John Royle Niyqowe5ade Unsplash

The Neglect of Instinctive Needs


In most modern areas of the world, millions of us live in hideous over-crowded cities: there are over 400 cities with populations greater than a million. We are no longer closely in touch, as our ancestors were, with the earth and the star-strewn night sky. This in itself does violence to our heart and our instincts. Children, through fear that they might be kidnapped or harmed by paedophiles are not encouraged to play out of doors, to explore, take risks and discover their power to survive. They sit for hours watching television or their computer screens.


Millions of adults are dependent upon work which does not satisfy them and from which there is no escape. Millions have no work, possibly for as long as three generations, and live on state benefits. With the doubling and tripling of the world population over the last fifty years, this situation has been made incomparably worse because, even with a flourishing economy, there can never be enough employment for all the growing numbers who are seeking it, particularly for the young. Political leaders are slow to comprehend that the planet’s resources are limited and there cannot be perpetual increase — of the world population, economic growth or jobs.

The breakdown of families which is, in part, an effect of this alienation from the instinct, contributes to patterns of behaviour which reflect its distress and disorientation.

There is nothing in secular society to give a foundation for values which respect the needs of the instinct. Boys without a male role model provided by a caring father turn to gangs to give them security, structure and status. Girls follow the role models offered to them by media ‘celebrities’, forcing a premature development of sexual awareness, and adapt their feminine nature to the masculine ethos and goals of the culture.

An exaggerated focus on sexuality distorts the need for love and trust in relationships. Men and women come to view each other in terms of immediate gratification, to be discarded if their partner fails to meet their demands. Children, the precious repository of our future, become the unhappy victims of the serial relationships of their parents and targets, not only for paedophiles but for commercial exploitation and online cyber bullying.

The appalling treatment of children taken into care has just come to light in the United Kingdom. Mothers may be too stressed and exhausted by the combined demands of full-time work and running a home to attend to their children’s emotional needs and to the relationship with their partners.

The current benefits system in the UK which has encouraged young women to become mothers without the desire or the need to find a supportive and caring partner has led to the situation where one in three children (3.8 million) in the UK now live without a father. 50,000 births are registered annually without the father’s name on the birth certificate.
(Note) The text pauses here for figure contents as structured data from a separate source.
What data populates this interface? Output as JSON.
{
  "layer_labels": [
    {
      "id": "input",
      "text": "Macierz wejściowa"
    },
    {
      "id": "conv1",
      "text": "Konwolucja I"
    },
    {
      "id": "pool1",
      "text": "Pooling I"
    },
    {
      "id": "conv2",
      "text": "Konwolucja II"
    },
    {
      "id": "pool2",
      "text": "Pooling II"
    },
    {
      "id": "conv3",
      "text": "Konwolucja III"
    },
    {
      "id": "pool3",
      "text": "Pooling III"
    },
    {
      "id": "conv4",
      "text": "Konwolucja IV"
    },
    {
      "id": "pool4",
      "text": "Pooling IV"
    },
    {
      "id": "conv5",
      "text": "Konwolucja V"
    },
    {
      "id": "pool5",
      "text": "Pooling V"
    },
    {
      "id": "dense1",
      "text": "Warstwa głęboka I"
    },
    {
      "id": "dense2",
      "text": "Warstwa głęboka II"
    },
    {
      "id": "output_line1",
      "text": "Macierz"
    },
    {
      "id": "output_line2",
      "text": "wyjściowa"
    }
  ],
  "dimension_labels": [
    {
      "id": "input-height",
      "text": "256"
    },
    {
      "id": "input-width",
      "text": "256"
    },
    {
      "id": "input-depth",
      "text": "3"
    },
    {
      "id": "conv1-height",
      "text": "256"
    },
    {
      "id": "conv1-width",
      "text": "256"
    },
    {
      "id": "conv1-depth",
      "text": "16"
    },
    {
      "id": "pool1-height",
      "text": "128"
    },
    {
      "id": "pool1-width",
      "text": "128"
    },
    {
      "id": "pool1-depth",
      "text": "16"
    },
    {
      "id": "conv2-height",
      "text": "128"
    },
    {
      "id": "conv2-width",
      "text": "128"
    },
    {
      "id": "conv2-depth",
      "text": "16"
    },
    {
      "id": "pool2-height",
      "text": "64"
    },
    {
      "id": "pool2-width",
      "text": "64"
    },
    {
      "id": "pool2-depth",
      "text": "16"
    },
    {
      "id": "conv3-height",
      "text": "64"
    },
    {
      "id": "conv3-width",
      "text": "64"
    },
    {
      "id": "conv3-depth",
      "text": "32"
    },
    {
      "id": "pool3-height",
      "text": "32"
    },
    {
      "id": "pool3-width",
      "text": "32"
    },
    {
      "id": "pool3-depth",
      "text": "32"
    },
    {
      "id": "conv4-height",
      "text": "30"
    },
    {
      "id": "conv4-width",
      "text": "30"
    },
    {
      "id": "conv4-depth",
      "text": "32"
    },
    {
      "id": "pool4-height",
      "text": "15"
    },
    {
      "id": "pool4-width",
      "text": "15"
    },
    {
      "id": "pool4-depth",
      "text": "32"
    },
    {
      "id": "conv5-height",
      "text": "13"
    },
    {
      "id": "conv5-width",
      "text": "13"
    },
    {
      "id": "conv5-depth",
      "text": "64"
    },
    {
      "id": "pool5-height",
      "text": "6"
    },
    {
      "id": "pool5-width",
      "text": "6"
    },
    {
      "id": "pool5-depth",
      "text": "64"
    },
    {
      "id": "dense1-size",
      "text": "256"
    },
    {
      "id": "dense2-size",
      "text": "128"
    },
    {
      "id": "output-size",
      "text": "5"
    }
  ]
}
This situation might be ameliorated if adolescents were helped to understand the responsibilities of parenthood and why a child’s need for the loving care of both parents is paramount.

Nourishing the Imagination


Too much emphasis on goal-focused left-hemispheric learning without the balancing focus on activities which nurture the imagination and involve the coordination of eye, heart and hand can cripple the instincts and the heart.

The most important factor in the education of children in kindergarten and primary school is to nourish the imagination with activities that put them in touch with nature and help to connect them with their instincts. Exploring the woods and learning about birds and animals, learning how to grow vegetables, painting, dancing, singing, carpentry, cooking and learning to play a musical instrument as thousands of children in the poorest cities of Venezuela are doing, would go far to help children acquire confidence and balance and, above all, to enjoy learning.

By providing children with the conditions in which they can develop and express their natural instinct to enjoy what they are learning or by failing to notice the boredom and discouragement inflicted on them by bad teachers and inadequate, perfunctory education, we can profoundly affect their future. The best teachers know all this and can inspire and encourage a child to discover his or her creative path in life. The worst, like the worst parents, can crush and even destroy a child’s soul.

The distress children feel – distress caused not only by inadequate education and bullying in schools but by parental quarrelling and separation – is often expressed in physical symptoms such as abdominal pain. When they are very young they can only articulate what they are feeling through physical symptoms. Such distress leaves traumas embedded in the nervous system. As these young people grow to adulthood, many turn to drugs or alcohol or fall into depression and a kind of paralysis, not knowing how to deal with their distress as they are driven from day to day by a sense of failure because of their inability to attain the goals and material benefits which our competitive culture urges on them.

Symptoms of Distress


Governments try to deal with the symptoms of this distress, manifested not only in crime but in diseases such as cancer and diabetes as well as depression and mental illness and  the obesity that affects one third of the population in the UK.

70 million prescriptions for antidepressants were dispensed in 2018.

A recent survey from the Institute of Clinical Psychology and Psychotherapy in Dresden (2011) reports that 30 million people in 30 European countries suffer from depression and that more than a third of the populations in these countries suffer from mental disorders, with only a quarter of these receiving help.

But the billions spent on health do not address and therefore cannot alleviate the underlying problem of the quality of care infants and young children receive in an over-crowded and dysfunctional society.

Because the superficial values which dominate the media do not address our real needs and because their very superficiality cuts us off from connection to our deepest ground, they draw us into addictive patterns which can destroy lives, health and relationships. The tragic fate of the gifted singer Amy Winehouse is one example of this.